On Sept. 4, 2007, Ritenour and his unit fought against 180 Taliban fighters who attacked their base in southern Afghanistan. Although he was shot in the head and partially paralyzed during the battle, Ritenour fought on, encouraging nearby soldiers and using a radio to call in mortar fire on the enemy.
"I was shot in the head and paralyzed on my right side, I don't have much movement in my right foot and ankle, and the strength and coordination on my right side is not what it used to be. It took me 2½ years to learn how to walk again," he said Thursday night during a team batting practice at Lisle's Bulls/Sox Academy. "That's going to make playing baseball a little challenging, but if you'd have told me after I got shot that I would be playing baseball today I would have told you were crazy."
During their seven-day adventure at Camelback Ranch, the veterans will wear custom White Sox uniforms, work with Sox greats and compete for the fantasy camp championship.
That's all a dream come true for 32-year-old Army veteran Jeremy Votaw, who suffers from post-traumatic stress disorder and leg injuries. He was shot in the quadriceps, knee and calf by a 14-year-old insurgent in Ramadi, Iraq. His rehabilitation took more than a year.
"I've always loved baseball, but I've just never had much luck at it," the St. Charles resident said. "My little man and I are huge (first baseman Paul) Konerko fans. This is awesome. Every little guy wants to be a baseball player when they grow up. This is my chance."
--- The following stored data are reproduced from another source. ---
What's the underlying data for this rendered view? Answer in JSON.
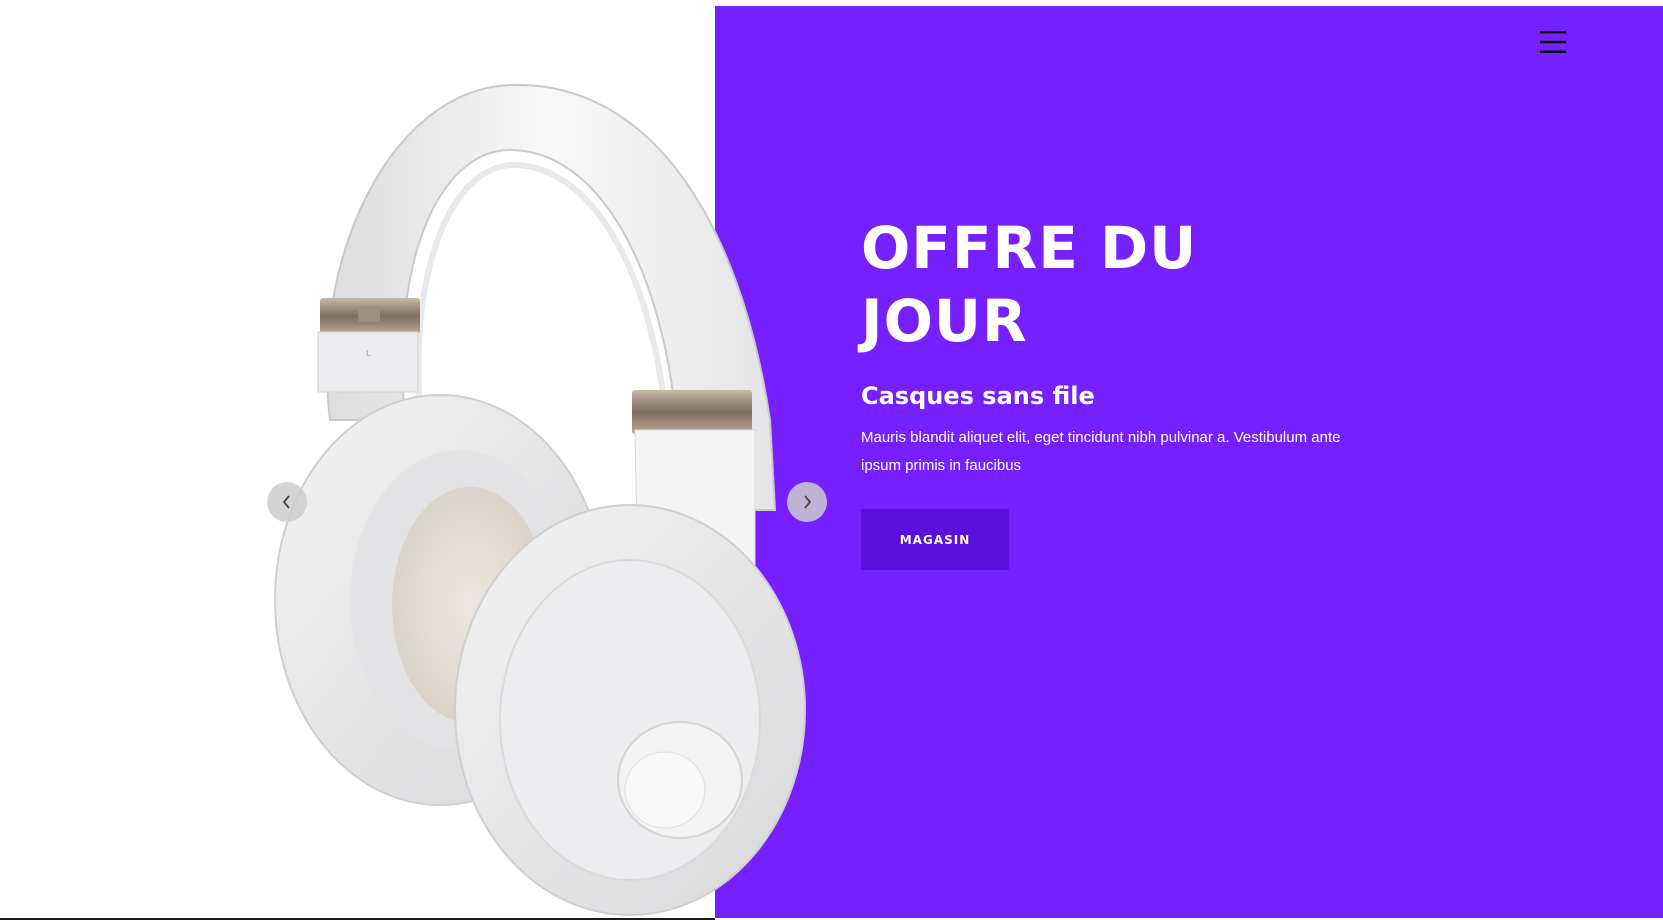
{
  "hero": {
    "title_line1": "OFFRE DU",
    "title_line2": "JOUR",
    "subtitle": "Casques sans file",
    "description": "Mauris blandit aliquet elit, eget tincidunt nibh pulvinar a. Vestibulum ante ipsum primis in faucibus",
    "button_label": "MAGASIN"
  },
  "icons": {
    "menu": "hamburger-menu-icon",
    "prev": "chevron-left-icon",
    "next": "chevron-right-icon"
  },
  "colors": {
    "panel": "#7720ff",
    "button": "#5b0fdc",
    "text": "#ffffff"
  }
}
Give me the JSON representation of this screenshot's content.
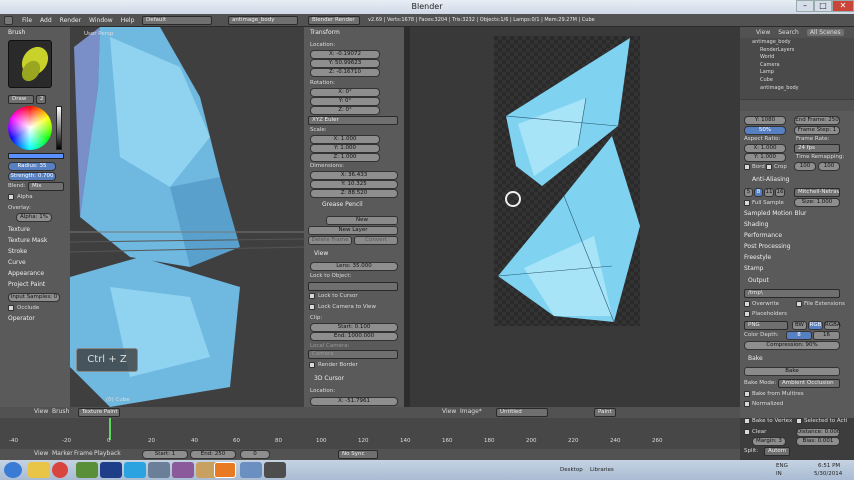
{
  "window": {
    "title": "Blender"
  },
  "menubar": {
    "items": [
      "File",
      "Add",
      "Render",
      "Window",
      "Help"
    ],
    "layout": "Default",
    "scene": "antimage_body",
    "engine": "Blender Render",
    "stats": "v2.69 | Verts:1678 | Faces:3204 | Tris:3232 | Objects:1/6 | Lamps:0/1 | Mem:29.27M | Cube"
  },
  "left_panel": {
    "brush_title": "Brush",
    "brush_name": "Draw",
    "brush_num": "2",
    "radius": "Radius: 35",
    "strength": "Strength: 0.700",
    "blend_label": "Blend:",
    "blend": "Mix",
    "alpha": "Alpha",
    "overlay": "Overlay:",
    "overlay_alpha": "Alpha: 1%",
    "sections": [
      "Texture",
      "Texture Mask",
      "Stroke",
      "Curve",
      "Appearance",
      "Project Paint"
    ],
    "input_samples": "Input Samples: 0",
    "occlude": "Occlude",
    "operator": "Operator"
  },
  "viewport": {
    "label": "User Persp",
    "shortcut": "Ctrl + Z",
    "cube": "(0) Cube"
  },
  "transform": {
    "title": "Transform",
    "location": "Location:",
    "loc": [
      "X: -0.19072",
      "Y: 50.99623",
      "Z: -0.16710"
    ],
    "rotation": "Rotation:",
    "rot": [
      "X: 0°",
      "Y: 0°",
      "Z: 0°"
    ],
    "euler": "XYZ Euler",
    "scale": "Scale:",
    "scl": [
      "X: 1.000",
      "Y: 1.000",
      "Z: 1.000"
    ],
    "dimensions": "Dimensions:",
    "dim": [
      "X: 36.433",
      "Y: 10.325",
      "Z: 88.520"
    ]
  },
  "grease": {
    "title": "Grease Pencil",
    "new": "New",
    "new_layer": "New Layer",
    "delete_frame": "Delete Frame",
    "convert": "Convert"
  },
  "view": {
    "title": "View",
    "lens": "Lens: 35.000",
    "lock_obj": "Lock to Object:",
    "lock_cursor": "Lock to Cursor",
    "lock_cam": "Lock Camera to View",
    "clip": "Clip:",
    "start": "Start: 0.100",
    "end": "End: 1000.000",
    "local_cam": "Local Camera:",
    "camera": "Camera",
    "render_border": "Render Border",
    "cursor3d": "3D Cursor",
    "location": "Location:",
    "cursor_x": "X: -51.7961"
  },
  "image_editor": {
    "view": "View",
    "image": "Image*",
    "name": "Untitled",
    "paint": "Paint"
  },
  "outliner": {
    "view": "View",
    "search": "Search",
    "all_scenes": "All Scenes",
    "items": [
      "antimage_body",
      "RenderLayers",
      "World",
      "Camera",
      "Lamp",
      "Cube",
      "antimage_body"
    ]
  },
  "properties": {
    "res_y": "Y: 1080",
    "pct": "50%",
    "end_frame": "End Frame: 250",
    "frame_step": "Frame Step: 1",
    "aspect": "Aspect Ratio:",
    "frame_rate": "Frame Rate:",
    "ax": "X: 1.000",
    "ay": "Y: 1.000",
    "fps": "24 fps",
    "time_remap": "Time Remapping:",
    "tr1": "100",
    "tr2": "100",
    "border": "Bord",
    "crop": "Crop",
    "aa": "Anti-Aliasing",
    "aa_samples": [
      "5",
      "8",
      "11",
      "16"
    ],
    "filter": "Mitchell-Netravali",
    "full_sample": "Full Sample",
    "size": "Size: 1.000",
    "sections": [
      "Sampled Motion Blur",
      "Shading",
      "Performance",
      "Post Processing",
      "Freestyle",
      "Stamp"
    ],
    "output": "Output",
    "path": "/tmp\\",
    "overwrite": "Overwrite",
    "file_ext": "File Extensions",
    "placeholders": "Placeholders",
    "format": "PNG",
    "bw": "BW",
    "rgb": "RGB",
    "rgba": "RGBA",
    "color_depth": "Color Depth:",
    "d8": "8",
    "d16": "16",
    "compression": "Compression: 90%",
    "bake": "Bake",
    "bake_btn": "Bake",
    "bake_mode_label": "Bake Mode:",
    "bake_mode": "Ambient Occlusion",
    "from_multires": "Bake from Multires",
    "normalized": "Normalized",
    "bake_to_vertex": "Bake to Vertex",
    "selected_active": "Selected to Acti",
    "clear": "Clear",
    "distance": "Distance: 0.000",
    "margin": "Margin: 3",
    "bias": "Bias: 0.001",
    "split": "Split:",
    "automatic": "Autom"
  },
  "viewport_header": {
    "view": "View",
    "brush": "Brush",
    "mode": "Texture Paint"
  },
  "timeline": {
    "ticks": [
      "-40",
      "-20",
      "0",
      "20",
      "40",
      "60",
      "80",
      "100",
      "120",
      "140",
      "160",
      "180",
      "200",
      "220",
      "240",
      "260"
    ],
    "view": "View",
    "marker": "Marker",
    "frame": "Frame",
    "playback": "Playback",
    "start": "Start: 1",
    "end": "End: 250",
    "current": "0",
    "sync": "No Sync"
  },
  "taskbar": {
    "desktop": "Desktop",
    "libraries": "Libraries",
    "lang": "ENG",
    "region": "IN",
    "time": "6:51 PM",
    "date": "5/30/2014"
  }
}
For Chris Miller of Schaumburg, who gained national attention in 2010 for issues he suffered with due to post-traumatic stress disorder, the camp is a chance for him to learn to be part of a team again.
"I came back and my whole world was my wife and my son and that was it," he said in between turns in the batting cage. "This is great opportunity to be part of a squad, part of a team again. I'm really excited."
The trip, which has many corporate sponsors, was organized by Palatine-based Salute Inc., a nonprofit that attempts to meet the financial, physical and emotional needs of veterans and their families.
"We know each of these vets personally. We've been through challenges and surgeries with them," said Executive Director Marybeth Beiersdorf. "This is a celebration of them having met the challenges and gives something really looking forward to."
Bob Grim, senior director of White Sox broadcasting, said the team was honored to be the first MLB team to feature a veterans team at their fantasy camp.
"These men are heroes and extraordinary human beings," Grim said during batting practice. "We're honored to share our field with them."